7. Accounting policies are as stated in the last annual financial
statements.
8. Movement on reserves
#38,000 has been transferred from the share premium account to other reserves.
This relates to the transfer of share premium held by a subsidiary.
9. Reconciliation of Operating Profit to Net Cash (Outflow)/Inflow from
Operating Activities
6 months to 30 6 months to 30 Year to 31 December
June 2002 June 2001 2001
#000 #000 #000
Operating profit 5,915 3,895 8,989
Depreciation 1,189 1,146 2,374
Amortisation of goodwill 1,834 939 2,923
Loss on sale of fixed assets 48 32 317
(Increase) / decrease in stocks (4,400) 2,880 6,821
(Increase) in debtors (3,310) (7,212) (6,607)
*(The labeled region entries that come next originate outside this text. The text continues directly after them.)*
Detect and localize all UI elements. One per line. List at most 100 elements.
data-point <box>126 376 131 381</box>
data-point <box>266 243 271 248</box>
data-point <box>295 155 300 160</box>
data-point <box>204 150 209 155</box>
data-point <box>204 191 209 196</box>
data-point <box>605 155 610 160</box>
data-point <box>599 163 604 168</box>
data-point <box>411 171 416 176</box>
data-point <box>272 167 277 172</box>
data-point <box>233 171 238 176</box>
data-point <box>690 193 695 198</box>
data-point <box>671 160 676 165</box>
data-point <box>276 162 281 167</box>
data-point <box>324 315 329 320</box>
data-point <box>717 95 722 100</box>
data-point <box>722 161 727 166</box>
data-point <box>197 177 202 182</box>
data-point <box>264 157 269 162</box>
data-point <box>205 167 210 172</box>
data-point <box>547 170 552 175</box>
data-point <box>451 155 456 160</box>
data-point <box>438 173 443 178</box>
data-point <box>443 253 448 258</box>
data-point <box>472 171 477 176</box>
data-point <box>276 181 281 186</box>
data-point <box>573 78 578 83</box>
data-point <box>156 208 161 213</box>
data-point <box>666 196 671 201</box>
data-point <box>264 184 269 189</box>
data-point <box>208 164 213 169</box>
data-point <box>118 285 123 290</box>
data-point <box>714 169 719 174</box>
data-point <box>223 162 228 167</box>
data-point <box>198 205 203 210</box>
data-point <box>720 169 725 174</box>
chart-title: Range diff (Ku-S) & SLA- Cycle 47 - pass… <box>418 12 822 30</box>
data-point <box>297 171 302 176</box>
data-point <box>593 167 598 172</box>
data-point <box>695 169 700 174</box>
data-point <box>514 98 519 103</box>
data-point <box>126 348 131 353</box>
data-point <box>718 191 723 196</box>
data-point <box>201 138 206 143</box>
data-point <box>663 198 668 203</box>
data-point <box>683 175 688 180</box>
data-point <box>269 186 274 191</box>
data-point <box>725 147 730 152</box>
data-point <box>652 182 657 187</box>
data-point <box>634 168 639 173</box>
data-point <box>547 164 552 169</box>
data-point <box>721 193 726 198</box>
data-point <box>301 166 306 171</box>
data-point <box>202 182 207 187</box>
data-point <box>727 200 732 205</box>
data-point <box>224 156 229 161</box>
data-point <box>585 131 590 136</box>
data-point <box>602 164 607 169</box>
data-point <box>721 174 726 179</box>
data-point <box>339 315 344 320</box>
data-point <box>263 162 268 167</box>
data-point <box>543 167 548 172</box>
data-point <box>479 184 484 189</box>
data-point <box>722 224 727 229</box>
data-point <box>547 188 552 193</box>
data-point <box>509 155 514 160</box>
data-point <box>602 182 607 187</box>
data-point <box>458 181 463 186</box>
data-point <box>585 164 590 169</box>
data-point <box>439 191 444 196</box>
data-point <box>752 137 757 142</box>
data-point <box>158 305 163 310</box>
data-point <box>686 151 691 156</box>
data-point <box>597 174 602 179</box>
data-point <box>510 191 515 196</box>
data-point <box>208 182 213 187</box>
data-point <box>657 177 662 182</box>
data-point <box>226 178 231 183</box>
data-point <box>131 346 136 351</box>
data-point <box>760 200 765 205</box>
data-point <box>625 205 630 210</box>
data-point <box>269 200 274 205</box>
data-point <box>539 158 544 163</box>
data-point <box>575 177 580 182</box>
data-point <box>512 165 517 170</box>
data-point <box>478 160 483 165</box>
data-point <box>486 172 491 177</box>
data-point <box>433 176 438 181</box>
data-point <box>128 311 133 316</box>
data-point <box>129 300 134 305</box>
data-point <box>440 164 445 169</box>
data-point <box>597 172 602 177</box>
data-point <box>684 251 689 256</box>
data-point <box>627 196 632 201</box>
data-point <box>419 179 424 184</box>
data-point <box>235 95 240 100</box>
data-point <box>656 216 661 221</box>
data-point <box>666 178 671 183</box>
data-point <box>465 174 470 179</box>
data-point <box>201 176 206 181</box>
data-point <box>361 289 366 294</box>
(Decrease) / increase in creditors (1,898) 5,677 20,813
(Decrease) in provision (427) (457) (117)
________ ________ ________
(1,049) 6,900 35,513
======== ======== ========
10. Analysis of Changes in Net Funds
At Cash Acquisition Other non-cash At
1 January 2002 flow excluding changes 30 June 2002
cash
#000 #000 #000 #000 #000
Cash at bank and in hand 31,650 (7,851) - - 23,799
Hire purchase (751) 250 (72) - (573)
Debt due within one year:
Loans (224) 53 - (53) (224)
Debt due after one year:
Loan (1,883) - - 53 (1,830)
_______ _______ _______ _______ _______
28,792 (7,548) (72) - 21,172
======= ======= ======= ======= =======
11. The figures for the year ended 31 December 2001 are extracted from the
audited accounts for that period, on which the auditors to the Group have issued
an unqualified audit report which did not contain a statement under section 237
(2) or (3) of Companies Act 1985, and which have been delivered to the Registrar
of Companies.
12. The directors approved this Interim Report on 27 August 2002.
13. Post Balance Sheet Events
On 31 July 2002, the Group acquired Ternhill Communications Limited for a cash
consideration of #350,000 plus allotment of shares to the value of #150,000.
The Board has decided that the strategic objectives of the Group will be best
served by closing the Retail Services division.